Customer: “Oh, this is ridiculous. Come, look at your own damn window and pay a little attention for once!”

(The customer physically takes me by the wrist and leads me outside, past a baffled looking colleague working at the front door!)

Customer: “There! That’s the god-d*** jacket I want. Can you get it for me or find someone in the store who knows what they’re doing?!”

Me: “…Sir, this isn’t our window. This is [Store Next Door]’s window. They’ll be able to help you find the right size.”

Customer: “You should have told me I was in the wrong store in the first place!”

A-Salt-ed By Stupidity

GA, USA | Right | September 29, 2015

(I manage a large fast food chain that uses sea salt on their French fries. A customer orders her fries with no salt.)

Me: *handing her order to her* “Here’s your order. Have a nice day.”

Customer: “There’s no salt on these fries, right? I hope so. I’m allergic to salt!”

Me: *staring blankly* “Ma’am, do you want me to remake your burger then? We salt the patties. In fact, there is salt on everything that goes on your sandwich.”

Customer: “No. I’m only allergic to sea salt.”

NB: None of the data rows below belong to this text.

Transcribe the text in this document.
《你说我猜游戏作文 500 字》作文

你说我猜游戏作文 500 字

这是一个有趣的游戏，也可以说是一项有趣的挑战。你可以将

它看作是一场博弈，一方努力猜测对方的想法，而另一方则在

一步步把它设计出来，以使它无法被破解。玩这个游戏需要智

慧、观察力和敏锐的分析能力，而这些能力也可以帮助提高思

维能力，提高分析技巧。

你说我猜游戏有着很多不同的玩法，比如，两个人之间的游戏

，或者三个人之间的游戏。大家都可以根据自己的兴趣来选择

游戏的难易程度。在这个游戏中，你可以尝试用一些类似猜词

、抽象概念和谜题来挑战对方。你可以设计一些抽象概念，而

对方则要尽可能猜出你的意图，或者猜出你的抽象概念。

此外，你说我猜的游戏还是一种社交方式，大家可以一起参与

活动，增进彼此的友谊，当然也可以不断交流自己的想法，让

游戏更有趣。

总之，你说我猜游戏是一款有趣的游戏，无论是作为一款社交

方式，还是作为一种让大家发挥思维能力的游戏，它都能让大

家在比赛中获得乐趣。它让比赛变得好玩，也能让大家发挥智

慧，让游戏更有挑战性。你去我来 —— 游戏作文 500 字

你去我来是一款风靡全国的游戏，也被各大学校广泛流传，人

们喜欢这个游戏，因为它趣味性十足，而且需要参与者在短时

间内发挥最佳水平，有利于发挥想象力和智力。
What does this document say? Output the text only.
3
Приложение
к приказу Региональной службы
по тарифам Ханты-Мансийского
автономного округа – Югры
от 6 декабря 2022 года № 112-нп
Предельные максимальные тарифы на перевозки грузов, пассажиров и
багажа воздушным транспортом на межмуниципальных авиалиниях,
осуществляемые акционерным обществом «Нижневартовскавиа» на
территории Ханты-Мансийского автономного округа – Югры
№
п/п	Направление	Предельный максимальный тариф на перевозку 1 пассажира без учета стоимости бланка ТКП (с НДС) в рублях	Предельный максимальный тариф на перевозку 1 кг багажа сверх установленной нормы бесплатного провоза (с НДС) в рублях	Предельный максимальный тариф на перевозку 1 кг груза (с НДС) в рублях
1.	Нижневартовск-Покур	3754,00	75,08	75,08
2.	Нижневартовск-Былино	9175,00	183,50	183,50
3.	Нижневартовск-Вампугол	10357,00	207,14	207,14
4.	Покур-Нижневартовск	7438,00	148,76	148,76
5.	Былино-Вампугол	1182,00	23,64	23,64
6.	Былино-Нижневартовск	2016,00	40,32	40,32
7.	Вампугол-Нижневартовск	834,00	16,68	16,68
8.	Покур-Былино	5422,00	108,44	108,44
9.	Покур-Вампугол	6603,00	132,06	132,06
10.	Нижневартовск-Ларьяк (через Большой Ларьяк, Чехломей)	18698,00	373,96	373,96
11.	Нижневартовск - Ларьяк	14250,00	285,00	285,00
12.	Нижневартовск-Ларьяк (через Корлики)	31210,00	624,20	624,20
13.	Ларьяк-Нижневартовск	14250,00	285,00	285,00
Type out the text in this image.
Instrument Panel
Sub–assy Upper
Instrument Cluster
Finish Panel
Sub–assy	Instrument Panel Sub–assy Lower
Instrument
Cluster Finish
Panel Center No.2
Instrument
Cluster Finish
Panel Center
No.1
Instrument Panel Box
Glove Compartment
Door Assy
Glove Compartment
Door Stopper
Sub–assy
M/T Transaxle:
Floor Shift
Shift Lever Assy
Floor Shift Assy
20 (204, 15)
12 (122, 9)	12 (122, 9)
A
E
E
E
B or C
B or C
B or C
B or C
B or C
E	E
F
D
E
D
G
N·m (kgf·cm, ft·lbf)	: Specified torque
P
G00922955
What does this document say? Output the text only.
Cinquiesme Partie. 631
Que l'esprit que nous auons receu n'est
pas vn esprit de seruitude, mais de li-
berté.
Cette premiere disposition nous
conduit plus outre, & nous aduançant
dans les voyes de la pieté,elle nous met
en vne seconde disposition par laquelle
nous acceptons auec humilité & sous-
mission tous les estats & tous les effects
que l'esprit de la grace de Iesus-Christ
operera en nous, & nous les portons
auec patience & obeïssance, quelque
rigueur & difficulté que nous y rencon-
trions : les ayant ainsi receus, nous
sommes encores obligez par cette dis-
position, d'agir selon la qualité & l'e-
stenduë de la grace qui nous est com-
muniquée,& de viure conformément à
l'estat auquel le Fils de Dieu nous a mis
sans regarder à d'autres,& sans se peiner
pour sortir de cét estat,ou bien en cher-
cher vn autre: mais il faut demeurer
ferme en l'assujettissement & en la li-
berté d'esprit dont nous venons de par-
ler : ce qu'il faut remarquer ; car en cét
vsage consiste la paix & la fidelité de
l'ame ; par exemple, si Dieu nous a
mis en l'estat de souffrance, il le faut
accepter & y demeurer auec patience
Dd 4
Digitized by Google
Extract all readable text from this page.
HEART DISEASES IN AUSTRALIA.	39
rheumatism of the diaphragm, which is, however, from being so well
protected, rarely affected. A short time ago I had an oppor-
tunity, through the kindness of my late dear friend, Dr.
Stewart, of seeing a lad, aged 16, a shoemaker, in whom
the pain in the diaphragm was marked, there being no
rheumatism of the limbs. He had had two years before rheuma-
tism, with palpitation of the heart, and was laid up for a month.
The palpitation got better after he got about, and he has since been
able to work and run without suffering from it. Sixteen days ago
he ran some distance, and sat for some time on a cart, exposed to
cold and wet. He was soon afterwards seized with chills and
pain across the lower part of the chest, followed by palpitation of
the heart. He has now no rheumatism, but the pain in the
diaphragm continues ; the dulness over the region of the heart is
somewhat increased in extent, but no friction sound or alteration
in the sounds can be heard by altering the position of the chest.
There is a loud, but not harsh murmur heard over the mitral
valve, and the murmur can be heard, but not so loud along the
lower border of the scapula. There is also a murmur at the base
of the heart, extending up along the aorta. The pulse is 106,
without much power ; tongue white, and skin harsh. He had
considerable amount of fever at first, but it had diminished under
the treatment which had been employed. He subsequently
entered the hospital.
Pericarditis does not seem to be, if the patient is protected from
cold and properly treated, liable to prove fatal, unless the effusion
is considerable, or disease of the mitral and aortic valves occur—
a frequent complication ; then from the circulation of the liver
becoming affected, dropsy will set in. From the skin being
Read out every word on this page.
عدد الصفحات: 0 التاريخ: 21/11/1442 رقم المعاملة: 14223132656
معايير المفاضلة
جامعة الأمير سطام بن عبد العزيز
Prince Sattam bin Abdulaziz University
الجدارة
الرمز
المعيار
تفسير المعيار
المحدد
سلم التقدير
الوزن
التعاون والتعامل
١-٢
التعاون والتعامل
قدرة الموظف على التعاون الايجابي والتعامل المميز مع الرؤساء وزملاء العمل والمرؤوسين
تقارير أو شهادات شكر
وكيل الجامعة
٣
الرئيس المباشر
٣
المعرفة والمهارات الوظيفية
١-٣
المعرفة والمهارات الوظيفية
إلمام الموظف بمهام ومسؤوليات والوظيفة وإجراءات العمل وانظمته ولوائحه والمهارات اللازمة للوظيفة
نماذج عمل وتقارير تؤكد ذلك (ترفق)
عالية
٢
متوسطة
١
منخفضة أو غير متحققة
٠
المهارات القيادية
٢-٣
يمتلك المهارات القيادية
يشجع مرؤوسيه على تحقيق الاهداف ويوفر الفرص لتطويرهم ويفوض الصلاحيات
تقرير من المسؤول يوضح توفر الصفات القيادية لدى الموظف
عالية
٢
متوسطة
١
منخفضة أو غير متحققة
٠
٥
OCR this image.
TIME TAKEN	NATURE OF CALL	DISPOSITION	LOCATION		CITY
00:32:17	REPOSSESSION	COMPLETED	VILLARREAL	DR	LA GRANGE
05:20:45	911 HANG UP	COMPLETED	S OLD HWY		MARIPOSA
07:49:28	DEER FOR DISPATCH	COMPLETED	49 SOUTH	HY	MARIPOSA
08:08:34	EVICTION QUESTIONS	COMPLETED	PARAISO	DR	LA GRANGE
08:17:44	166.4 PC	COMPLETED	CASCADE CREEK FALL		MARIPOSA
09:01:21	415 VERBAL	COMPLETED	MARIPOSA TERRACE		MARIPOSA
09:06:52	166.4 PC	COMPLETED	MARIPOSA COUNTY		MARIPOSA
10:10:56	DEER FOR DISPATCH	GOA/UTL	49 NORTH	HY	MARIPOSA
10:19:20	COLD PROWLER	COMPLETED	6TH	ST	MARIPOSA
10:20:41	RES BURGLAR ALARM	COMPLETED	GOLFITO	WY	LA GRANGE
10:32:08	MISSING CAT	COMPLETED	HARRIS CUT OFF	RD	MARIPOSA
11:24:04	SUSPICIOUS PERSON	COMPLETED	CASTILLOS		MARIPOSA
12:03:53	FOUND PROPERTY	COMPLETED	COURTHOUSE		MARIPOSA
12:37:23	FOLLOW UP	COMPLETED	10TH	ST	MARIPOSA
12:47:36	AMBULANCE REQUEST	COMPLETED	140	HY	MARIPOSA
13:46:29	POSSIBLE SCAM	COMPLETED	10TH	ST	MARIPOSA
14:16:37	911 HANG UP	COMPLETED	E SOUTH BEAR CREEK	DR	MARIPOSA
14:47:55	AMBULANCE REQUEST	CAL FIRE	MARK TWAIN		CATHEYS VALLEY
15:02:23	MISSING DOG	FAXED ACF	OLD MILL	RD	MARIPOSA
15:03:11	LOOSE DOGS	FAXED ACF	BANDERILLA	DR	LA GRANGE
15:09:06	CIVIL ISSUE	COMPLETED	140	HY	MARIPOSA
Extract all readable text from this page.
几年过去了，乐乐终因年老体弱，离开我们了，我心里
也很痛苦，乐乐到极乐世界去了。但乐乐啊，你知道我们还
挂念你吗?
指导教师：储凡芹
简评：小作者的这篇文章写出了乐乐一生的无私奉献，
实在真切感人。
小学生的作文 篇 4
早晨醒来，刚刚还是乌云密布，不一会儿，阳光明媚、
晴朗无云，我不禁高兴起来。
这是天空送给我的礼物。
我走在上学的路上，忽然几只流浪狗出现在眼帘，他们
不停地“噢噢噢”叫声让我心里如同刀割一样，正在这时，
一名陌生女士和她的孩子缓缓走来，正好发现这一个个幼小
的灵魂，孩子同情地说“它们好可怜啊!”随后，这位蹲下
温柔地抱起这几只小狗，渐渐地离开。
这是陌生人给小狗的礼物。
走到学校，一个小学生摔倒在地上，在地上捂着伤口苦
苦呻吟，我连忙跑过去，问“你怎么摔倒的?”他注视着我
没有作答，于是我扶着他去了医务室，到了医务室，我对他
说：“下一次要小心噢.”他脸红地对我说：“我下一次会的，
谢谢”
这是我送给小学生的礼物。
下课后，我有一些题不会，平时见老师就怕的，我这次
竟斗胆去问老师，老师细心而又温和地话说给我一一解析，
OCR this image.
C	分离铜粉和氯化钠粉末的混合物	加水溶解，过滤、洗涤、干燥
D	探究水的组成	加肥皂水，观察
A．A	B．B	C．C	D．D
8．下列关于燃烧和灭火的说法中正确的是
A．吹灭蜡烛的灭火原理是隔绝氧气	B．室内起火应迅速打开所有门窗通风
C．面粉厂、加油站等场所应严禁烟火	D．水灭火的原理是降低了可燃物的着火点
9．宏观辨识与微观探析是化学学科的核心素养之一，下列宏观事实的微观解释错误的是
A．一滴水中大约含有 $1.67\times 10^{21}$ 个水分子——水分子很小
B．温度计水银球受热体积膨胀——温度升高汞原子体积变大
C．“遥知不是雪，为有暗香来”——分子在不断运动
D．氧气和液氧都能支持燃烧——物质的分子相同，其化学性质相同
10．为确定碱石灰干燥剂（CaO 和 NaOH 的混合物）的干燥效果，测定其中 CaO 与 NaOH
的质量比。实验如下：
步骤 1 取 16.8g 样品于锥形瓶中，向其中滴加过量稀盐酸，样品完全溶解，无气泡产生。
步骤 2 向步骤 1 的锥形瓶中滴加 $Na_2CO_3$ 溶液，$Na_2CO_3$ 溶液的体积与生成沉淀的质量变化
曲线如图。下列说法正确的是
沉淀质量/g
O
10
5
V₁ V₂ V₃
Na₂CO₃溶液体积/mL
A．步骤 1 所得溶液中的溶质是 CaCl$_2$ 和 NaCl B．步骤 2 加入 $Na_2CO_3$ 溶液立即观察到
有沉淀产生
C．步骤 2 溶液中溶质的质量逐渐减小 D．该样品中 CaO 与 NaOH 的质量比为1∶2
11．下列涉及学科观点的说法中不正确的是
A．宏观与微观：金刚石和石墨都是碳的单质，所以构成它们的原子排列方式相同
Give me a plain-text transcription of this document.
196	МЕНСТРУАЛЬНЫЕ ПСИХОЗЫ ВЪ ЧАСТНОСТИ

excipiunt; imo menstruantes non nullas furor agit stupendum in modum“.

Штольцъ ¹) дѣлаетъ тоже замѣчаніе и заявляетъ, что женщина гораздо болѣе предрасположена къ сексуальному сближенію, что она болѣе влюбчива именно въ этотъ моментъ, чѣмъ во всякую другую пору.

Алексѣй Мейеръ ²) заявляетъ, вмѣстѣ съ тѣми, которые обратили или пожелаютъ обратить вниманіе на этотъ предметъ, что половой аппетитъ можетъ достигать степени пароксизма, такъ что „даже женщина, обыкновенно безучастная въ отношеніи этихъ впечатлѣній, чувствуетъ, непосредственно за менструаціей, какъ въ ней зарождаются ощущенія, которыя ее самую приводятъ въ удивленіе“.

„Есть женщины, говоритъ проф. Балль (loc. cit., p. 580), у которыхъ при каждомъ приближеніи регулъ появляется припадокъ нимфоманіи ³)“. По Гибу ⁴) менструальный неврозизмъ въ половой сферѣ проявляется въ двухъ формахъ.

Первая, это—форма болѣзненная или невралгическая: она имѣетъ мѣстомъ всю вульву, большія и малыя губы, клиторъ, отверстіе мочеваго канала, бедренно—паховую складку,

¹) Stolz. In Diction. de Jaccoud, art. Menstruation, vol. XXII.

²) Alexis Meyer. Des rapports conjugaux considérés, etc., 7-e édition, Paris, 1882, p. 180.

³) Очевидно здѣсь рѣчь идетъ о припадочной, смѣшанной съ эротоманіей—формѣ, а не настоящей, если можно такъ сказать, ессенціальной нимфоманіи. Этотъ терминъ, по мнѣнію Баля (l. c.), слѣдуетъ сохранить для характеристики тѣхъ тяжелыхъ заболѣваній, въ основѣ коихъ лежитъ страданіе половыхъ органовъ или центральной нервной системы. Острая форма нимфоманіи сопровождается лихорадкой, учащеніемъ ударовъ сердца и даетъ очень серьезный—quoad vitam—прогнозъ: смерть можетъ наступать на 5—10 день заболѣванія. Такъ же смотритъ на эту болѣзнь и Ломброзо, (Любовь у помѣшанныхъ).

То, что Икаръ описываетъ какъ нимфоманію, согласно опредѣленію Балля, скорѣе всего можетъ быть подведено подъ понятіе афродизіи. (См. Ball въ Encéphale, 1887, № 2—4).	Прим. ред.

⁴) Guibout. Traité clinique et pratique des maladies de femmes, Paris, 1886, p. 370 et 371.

Me: “You do realize that they’re both just sodium chloride, right? In fact, table salt has iodine added and is usually bleached, so if you had an allergy it would be more apt to be…”

Customer: *cutting me off* “Don’t tell me what I can and can’t have! You don’t know what you’re talking about!” *grabs ketchup packets and storms out*

Me: *I grab a ketchup pack and begin reading packet ingredients to a coworker* “…tomato paste… corn syrup… sea salt… Huh, would you look at that. They put sea salt in the ketchup.”

Coworker: “Yeah, do you know what the clinical term is for someone who is allergic to salt?”

Me: “What’s that?”

Coworker: “Dead.”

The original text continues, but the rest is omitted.